In a consultation document, ‘Improving the effectiveness of the Money Laundering Regulations’, HM Treasury says that it wants to make AML rules more proportionate for companies and their customers and clarify when checks are needed. It does, however, have no intention of changing the monetary thresholds for triggering due diligence.
The document is open for public consultation until 9 June 2024. It is a move that comes as the UK assesses the impact of Brexit on many aspects of economic life and as cryptoassets have, to some degree, marched into the space associated with the traditional financial sector. And as this is a consultation relating to rules that are applicable to approximately 100,000 businesses, the repercussions could be felt far and wide.
Commitment
This move is part of a commitment to consult on changes to the MLRs as part of a wider programme of work aimed at reducing money laundering, as set out in the Economic Crime Plan 2023 to 2026. It focuses on making customer due diligence more proportionate and effective, strengthening system coordination, providing clarity on the scope of the MLRs, and reforming registration requirements for the Trust Registration Service, which is the register on the beneficial ownership of trusts.

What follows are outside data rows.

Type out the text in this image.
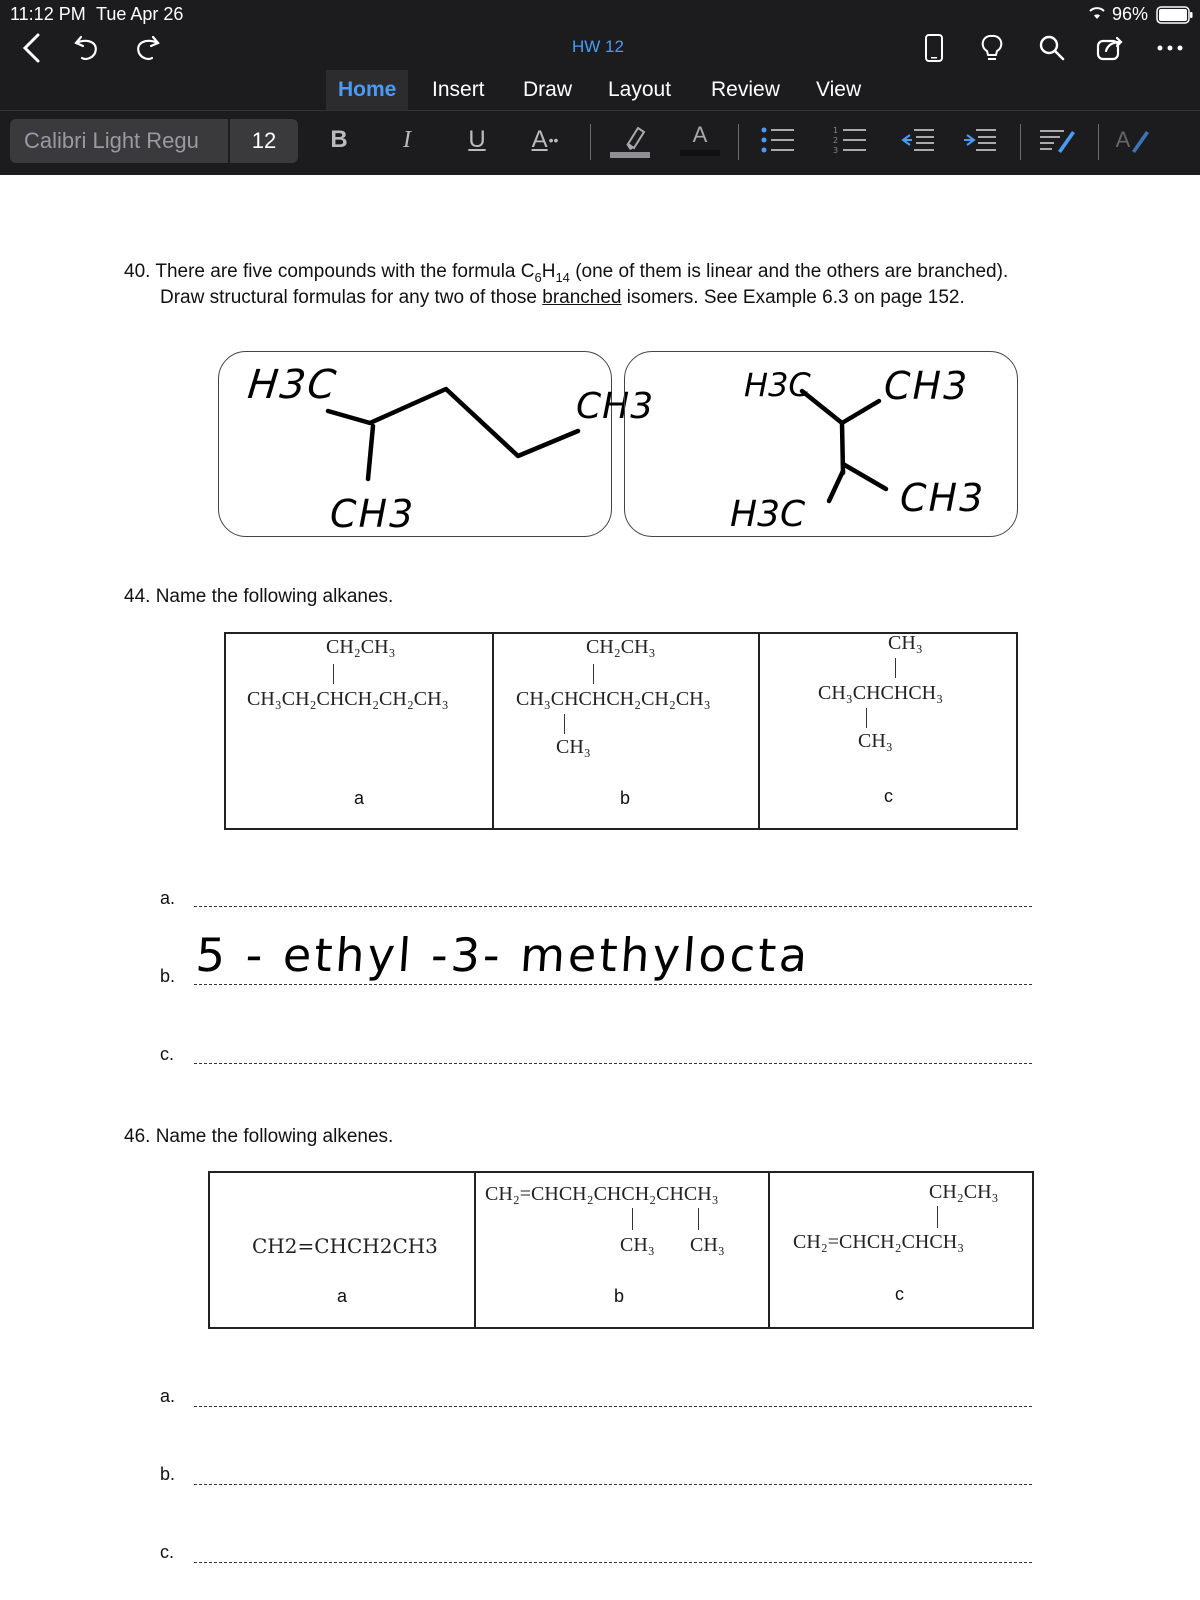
11:12 PM Tue Apr 26	96%
HW 12
Home	Insert	Draw	Layout	Review	View
Calibri Light Regu	12	B	I	U A ••	A	1
2
3	A
40. There are five compounds with the formula $C_6H_{14}$ (one of them is linear and the others are branched).
Draw structural formulas for any two of those branched isomers. See Example 6.3 on page 152.
H3C
CH3
CH3
H3C CH3
H3C CH3
44. Name the following alkanes.
CH₂CH₃
CH₃CH₂CHCH₂CH₂CH₃
a
CH₂CH₃
CH₃CHCHCH₂CH₂CH₃
CH₃
b
CH₃
CH₃CHCHCH₃
CH₃
c
a.
b. 5 - ethyl -3- methylocta
c.
46. Name the following alkenes.
CH2=CHCH2CH3
a
CH₂=CHCH₂CHCH₂CHCH₃
CH₃ CH₃
b
CH₂CH₃
CH₂=CHCH₂CHCH₃
c
a.
b.
c.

A 2022 HM Treasury review of the UK’s AML and counter-terrorist financing regulatory and supervisory regime found that there was scope for making technical changes to increase the effectiveness of the MLRs and ensure proportionality for regulated firms and customers.
Banks, accountants, lawyers, estate agents and casinos all have to conduct know-your-customer (KYC) checks on new and current customers as a means of detecting potential money laundering. Failures to do this properly have seen banks fined millions of pounds. And, on the flip side of this, many businesses have bemoaned their inability to open an account due to supposed AML-related concerns about their activities.

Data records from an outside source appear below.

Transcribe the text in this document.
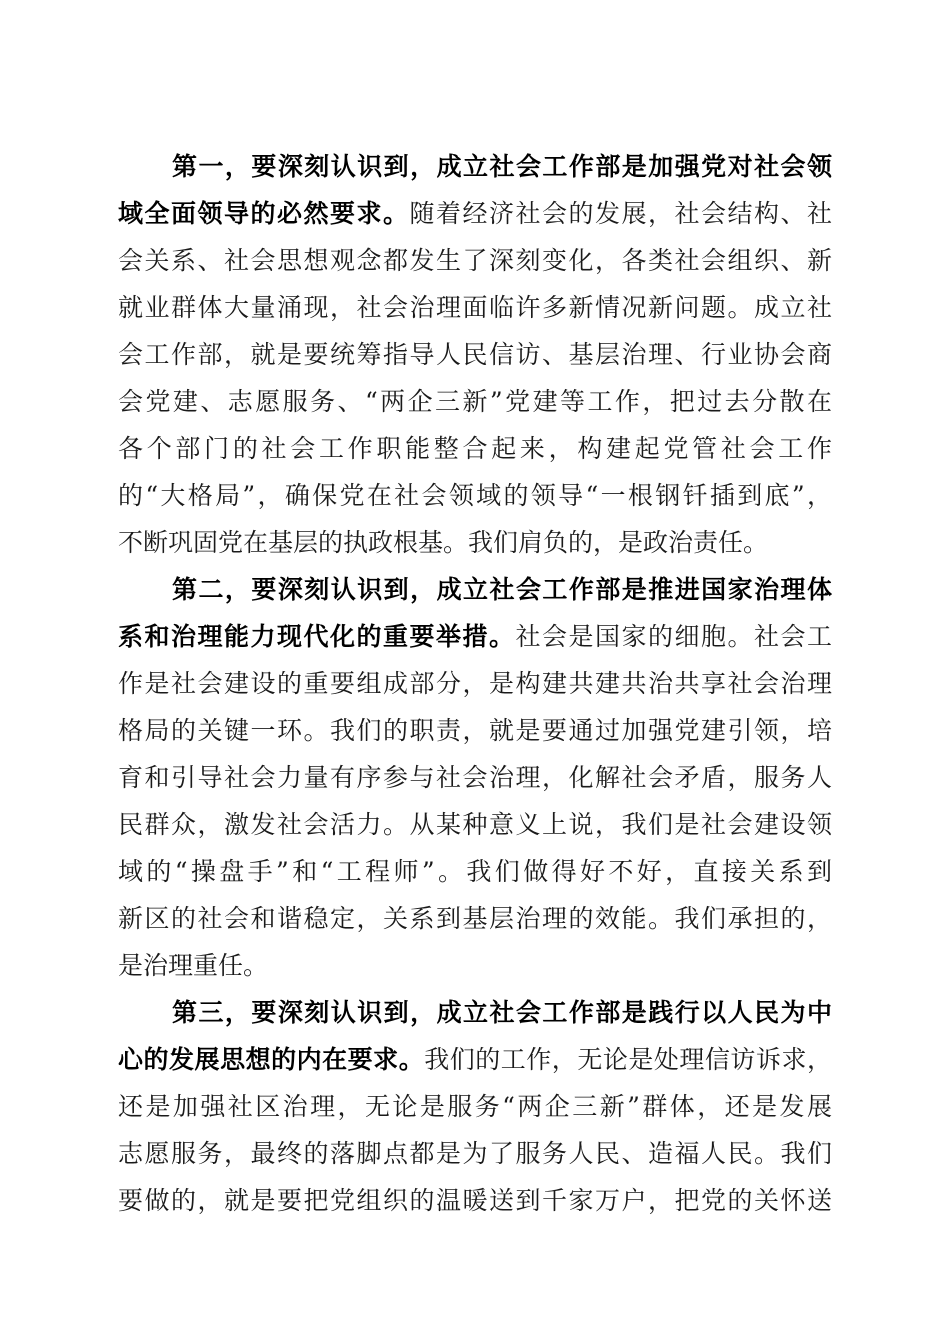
第一，要深刻认识到，成立社会工作部是加强党对社会领
域全面领导的必然要求。随着经济社会的发展，社会结构、社
会关系、社会思想观念都发生了深刻变化，各类社会组织、新
就业群体大量涌现，社会治理面临许多新情况新问题。成立社
会工作部，就是要统筹指导人民信访、基层治理、行业协会商
会党建、志愿服务、“两企三新”党建等工作，把过去分散在
各个部门的社会工作职能整合起来，构建起党管社会工作
的“大格局”，确保党在社会领域的领导“一根钢钎插到底”，
不断巩固党在基层的执政根基。我们肩负的，是政治责任。
第二，要深刻认识到，成立社会工作部是推进国家治理体
系和治理能力现代化的重要举措。社会是国家的细胞。社会工
作是社会建设的重要组成部分，是构建共建共治共享社会治理
格局的关键一环。我们的职责，就是要通过加强党建引领，培
育和引导社会力量有序参与社会治理，化解社会矛盾，服务人
民群众，激发社会活力。从某种意义上说，我们是社会建设领
域的“操盘手”和“工程师”。我们做得好不好，直接关系到
新区的社会和谐稳定，关系到基层治理的效能。我们承担的，
是治理重任。
第三，要深刻认识到，成立社会工作部是践行以人民为中
心的发展思想的内在要求。我们的工作，无论是处理信访诉求，
还是加强社区治理，无论是服务“两企三新”群体，还是发展
志愿服务，最终的落脚点都是为了服务人民、造福人民。我们
要做的，就是要把党组织的温暖送到千家万户，把党的关怀送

It should also be remembered that these measures are in place due largely to the fact that £12 billion in criminal proceeds is generated each year in the UK – and those in possession of that money will be on the lookout for ways to launder it. Any AML changes, therefore, could be of vital importance, for both those carrying out the checks and those being checked.
Changes
HM Treasury, however, has not proposed any major changes to the rules, which may be disheartening for some. But it has said that it will consider adjustments.
There is an acknowledgement that more clarity on how to apply existing rules could help reduce the number of cases where banks feel compelled to err on the side of caution.
HM Treasury is also considering what guidance could be issued on digital verification of a customer’s identity as part of AML checks. It recognises that delays in identity checks can create problems, such as when customers of a failed bank face longer than expected delays in accessing their money while accounts are transferred to another lender. The issue of how agencies could share AML-related data to prevent crime is also up for discussion.